COVID-19 : AVC, orteils violacés et autres maladies vasculaires

Auteur
Cynthia Brunet
4 mai 2020
AVC et autres maladies vasculaires

Le nouveau coronavirus qui provoque la COVID-19 n’a pas fini de nous surprendre. Des médecins à travers le monde remarquent de nouveaux symptômes et de nouvelles conséquences en lien avec la maladie. Des AVC se produisent en plus grands nombres chez les adultes qui ne sont pas à risque, des caillots de sang provoquent des gangrènes, des engelures sont observées sur les extrémités de certains patients et des enfants présentent un syndrome inflammatoire qui engendre des troubles cardiaques.
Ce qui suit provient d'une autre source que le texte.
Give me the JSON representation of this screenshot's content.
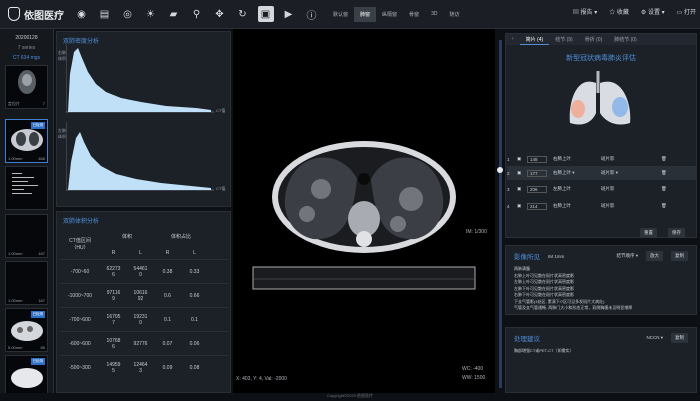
{
  "app": {
    "name": "依图医疗"
  },
  "modes": [
    "默认窗",
    "肺窗",
    "纵隔窗",
    "骨窗",
    "3D",
    "随访"
  ],
  "topright": {
    "report": "报告 ▾",
    "collect": "收藏",
    "settings": "设置 ▾",
    "open": "打开"
  },
  "study": {
    "date": "20200128",
    "series": "7 series",
    "dose": "CT 634 mgs"
  },
  "thumbs": [
    {
      "label": "定位片",
      "count": "7",
      "tag": ""
    },
    {
      "label": "1.00mm",
      "count": "468",
      "tag": "已检测"
    },
    {
      "label": "",
      "count": "",
      "tag": ""
    },
    {
      "label": "1.00mm",
      "count": "167",
      "tag": ""
    },
    {
      "label": "1.00mm",
      "count": "167",
      "tag": ""
    },
    {
      "label": "5.00mm",
      "count": "85",
      "tag": "已检测"
    },
    {
      "label": "1.00mm",
      "count": "468",
      "tag": "已检测"
    }
  ],
  "density": {
    "title": "双肺密度分析",
    "chart1_ylabel": "右肺\n体积",
    "chart2_ylabel": "左肺\n体积",
    "xlabel": "CT值"
  },
  "volume": {
    "title": "双肺体积分析",
    "header": {
      "range": "CT值区间\n（HU）",
      "vol": "体积",
      "pct": "体积占比",
      "r": "R",
      "l": "L"
    },
    "rows": [
      [
        "-700~60",
        "62273\n6",
        "54461\n0",
        "0.38",
        "0.33"
      ],
      [
        "-1000~700",
        "97116\n9",
        "10616\n92",
        "0.6",
        "0.66"
      ],
      [
        "-700~600",
        "16705\n7",
        "19231\n0",
        "0.1",
        "0.1"
      ],
      [
        "-600~600",
        "10768\n6",
        "92776",
        "0.07",
        "0.06"
      ],
      [
        "-500~300",
        "14959\n5",
        "12464\n3",
        "0.09",
        "0.08"
      ]
    ]
  },
  "viewer": {
    "coords": "X: 403, Y: 4, Val: -2000",
    "wc": "WC: -400",
    "ww": "WW: 1500",
    "m": "IM: 1/300"
  },
  "footer": "Copyright©2020 依图医疗",
  "right": {
    "tabs": [
      "简片 (4)",
      "结节 (9)",
      "骨折 (0)",
      "肺结节 (0)"
    ],
    "title": "新型冠状病毒肺炎评估",
    "items": [
      [
        "1",
        "148",
        "右肺上叶",
        "斑片影"
      ],
      [
        "2",
        "177",
        "右肺上叶 ▾",
        "斑片影 ▾"
      ],
      [
        "3",
        "206",
        "左肺上叶",
        "斑片影"
      ],
      [
        "4",
        "214",
        "右肺上叶",
        "斑片影"
      ]
    ],
    "reset": "重置",
    "save": "保存"
  },
  "report": {
    "title": "影像所见",
    "m": "IM 1mm",
    "sort": "结节顺序 ▾",
    "zoom": "放大",
    "copy": "复制",
    "lines": [
      "两肺满腹",
      "右肺上叶可见散在斑片状高密度影",
      "左肺上叶可见散在斑片状高密度影",
      "左肺下叶可见散在斑片状高密度影",
      "右肺下叶可见散在斑片状高密度影",
      "下支气管影(4处区, 累演下/7区可见多发斑片大病灶)",
      "气管及支气管通畅, 两肺门大小和形态正常，双侧胸膜未见明显增厚"
    ]
  },
  "advice": {
    "title": "处理建议",
    "ncc": "NCCN ▾",
    "copy": "复制",
    "text": "胸部增强CT或PET-CT（如需实）"
  }
}
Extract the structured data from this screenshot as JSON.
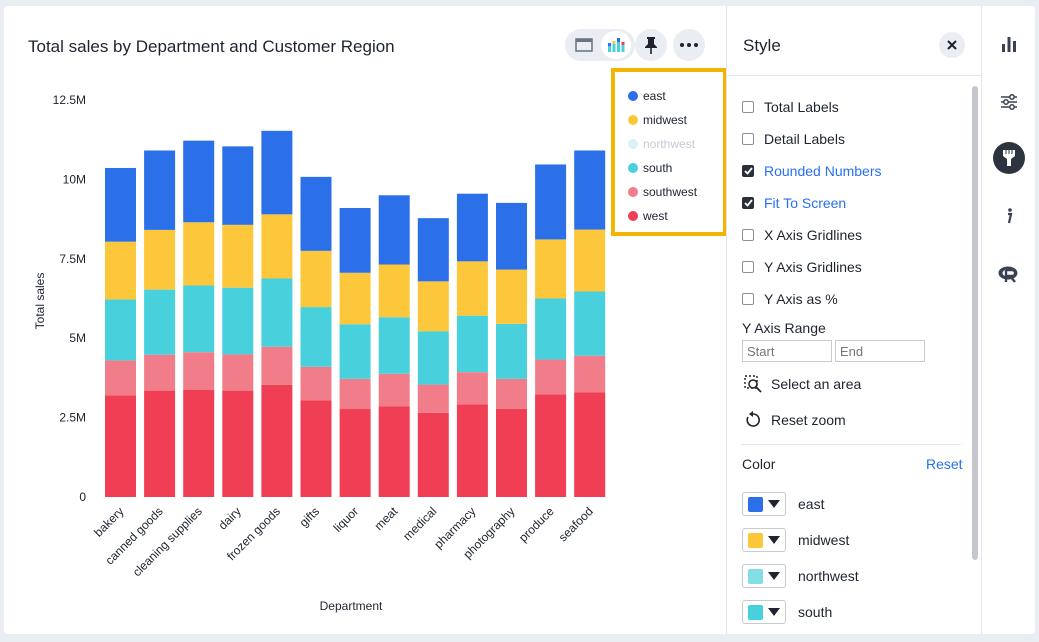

Une maladie vasculaire plutôt que respiratoire?

De plus en plus, des médecins à travers le monde dénotent que la maladie de la COVID-19 serait davantage d’ordre vasculaire que respiratoire. Stéphane Gayet, médecin des hôpitaux au CHU de Strasbourg, explique sur Atlantico.fr que les autopsies réalisées depuis les derniers mois «ont révélé que les personnes décédées de la COVID-19 avaient presque systématiquement des thromboses vasculaires multiples et de plusieurs types. Une thrombose vasculaire est la formation d’un thrombus, ce qui est appelé communément un caillot sanguin».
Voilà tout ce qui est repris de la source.